To be honest, that was a tough pill to swallow.  We had built a device, system and – yes – business to assist engaged users maintain, improve or regain their health.  Now we were asked to deploy pretty much the same system to disengaged patients to monitor, observe and alert on their decaying disease status.  It was less an engineering change, more of a philosophical” one and we struggled for a long time to adapt to our new reality.

During this adoption time, our CEO, Brian Russell developed an interesting graphical approach for our “vision” of a healthcare system.

Healthcare Cliff
An illustration to show that a true “healthcare system” should intervene early and retain a patient in the low-cost, high quality of life “green” zone

The “green zone” is the “healthy” state, one where the healthcare costs are also at a minimum.  The slow decay (solid line) into a “sick” state is driven by various societal factors but also by lack of early diagnostics and prevention.  The “healthcare system” fully engages in the “orange” zone and maintains the patient until death.  Its simple, the longer the patient stays in this zone, the more cost incur but also the less quality of life the patient has. Of course, I am omitting all accidents, infectious diseases and those that have genetic or other environmental origin.  In the ideal model of course (dotted line), the patient / user / person is encouraged to remain in the green zone by frequent monitoring and life-style interventions, coaching and support.  The inevitable decline comes quickly (hence “cliff”) , incurs minimum suffering and costs.

I always liked this figure in our pitch presentations since illustrates the concept that keeping a person in a healthy state longer doesn’t necessarily extend life but drastically reduces costs and increases quality of life.  The figure also suggest a much greater role for a true healthcare system than current.  But whenever I presented it, the clinical audience shrugged it off, the “green zone” is not reimbursable and hence not part of their kingdom.  It is “wellness”, not regulated and subject to snake oil, Reki and Homeopathy.  True medical professionals don’t care about the patient, they care about the disease.

That doesn’t make sense at all, the majority of chronic healthcare costs can (easily) be affected by behavioral changes.  Reduction of weight, control of blood pressure, cessation of smoking (and other drugs) and control of diabetes have massive healthcare benefits for virtually any organ.  So, why not reimburse health and fitness training when “patients” are in their 30s establish solid nutritional and health behavior before disease becomes manifest?  It looks to me that only those preventative steps are reimbursable that have to be given by qualified personnel.
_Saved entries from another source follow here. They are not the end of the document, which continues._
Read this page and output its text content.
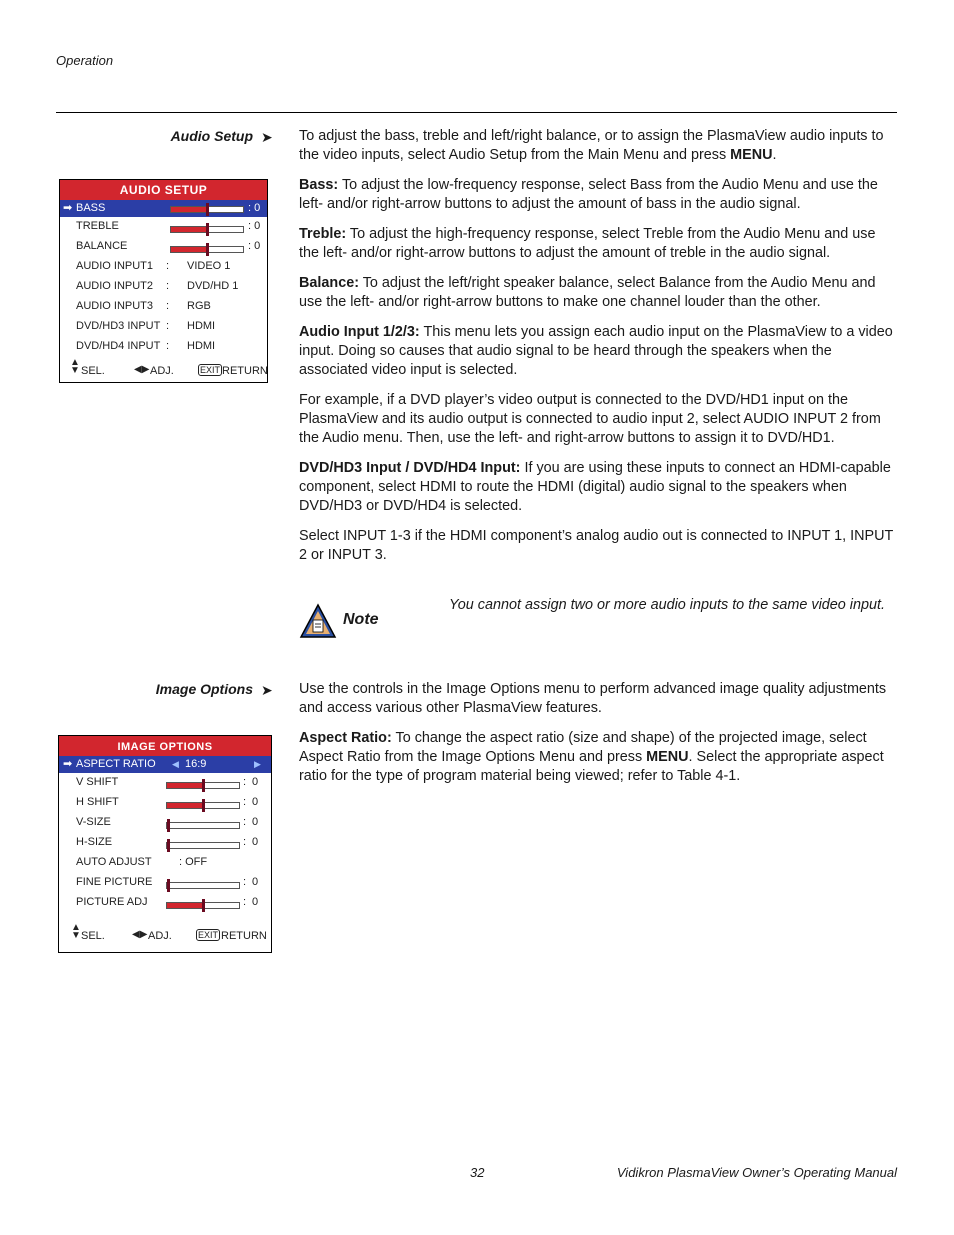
Operation
Audio Setup ➤ To adjust the bass, treble and left/right balance, or to assign the PlasmaView audio inputs to the video inputs, select Audio Setup from the Main Menu and press MENU.

Bass: To adjust the low-frequency response, select Bass from the Audio Menu and use the left- and/or right-arrow buttons to adjust the amount of bass in the audio signal.

Treble: To adjust the high-frequency response, select Treble from the Audio Menu and use the left- and/or right-arrow buttons to adjust the amount of treble in the audio signal.

Balance: To adjust the left/right speaker balance, select Balance from the Audio Menu and use the left- and/or right-arrow buttons to make one channel louder than the other.

Audio Input 1/2/3: This menu lets you assign each audio input on the PlasmaView to a video input. Doing so causes that audio signal to be heard through the speakers when the associated video input is selected.

For example, if a DVD player’s video output is connected to the DVD/HD1 input on the PlasmaView and its audio output is connected to audio input 2, select AUDIO INPUT 2 from the Audio menu. Then, use the left- and right-arrow buttons to assign it to DVD/HD1.

DVD/HD3 Input / DVD/HD4 Input: If you are using these inputs to connect an HDMI-capable component, select HDMI to route the HDMI (digital) audio signal to the speakers when DVD/HD3 or DVD/HD4 is selected.

Select INPUT 1-3 if the HDMI component’s analog audio out is connected to INPUT 1, INPUT 2 or INPUT 3.

AUDIO SETUP
➡ BASS	: 0
TREBLE	: 0
BALANCE	: 0
AUDIO INPUT1 : VIDEO 1
AUDIO INPUT2 : DVD/HD 1
AUDIO INPUT3 : RGB
DVD/HD3 INPUT : HDMI
DVD/HD4 INPUT : HDMI
▲
▼ SEL.	◀▶ ADJ.	EXIT RETURN
Note
You cannot assign two or more audio inputs to the same video input.
Image Options ➤ Use the controls in the Image Options menu to perform advanced image quality adjustments and access various other PlasmaView features.

Aspect Ratio: To change the aspect ratio (size and shape) of the projected image, select Aspect Ratio from the Image Options Menu and press MENU. Select the appropriate aspect ratio for the type of program material being viewed; refer to Table 4-1.

IMAGE OPTIONS
➡ ASPECT RATIO ◀ 16:9	▶
V SHIFT	: 0
H SHIFT	: 0
V-SIZE	: 0
H-SIZE	: 0
AUTO ADJUST : OFF
FINE PICTURE	: 0
PICTURE ADJ	: 0
▲
▼ SEL.	◀▶ ADJ.	EXIT RETURN
32	Vidikron PlasmaView Owner’s Operating Manual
That feels fundamentally unsustainable and weirdly 19th century thinking.

I read somewhere that in ancient China a doctor was only paid while his patient was healthy.  I am sure its a myth but I love the concept, it would create a solid incentive to engage frequently and early and see the care professionals as custodians of health, not managers of disease.  Extending this, who says that it is only medical professionals (and their army of administrative support) who can participate in this system?  Why not personal trainers, coaches?  Why not cooking classes, gardening groups?  Why not meditation and faith groups who can give tremendous support to anyone struggling with work of family life?  Why does it have to be always a medical professional?

Overall, the term “healthcare” has always irked me since it just isn’t true.  We do not have a “healthcare system”, we have a “disease care” system.  This is neither intuitive, logical or productive and we need to work on changing it.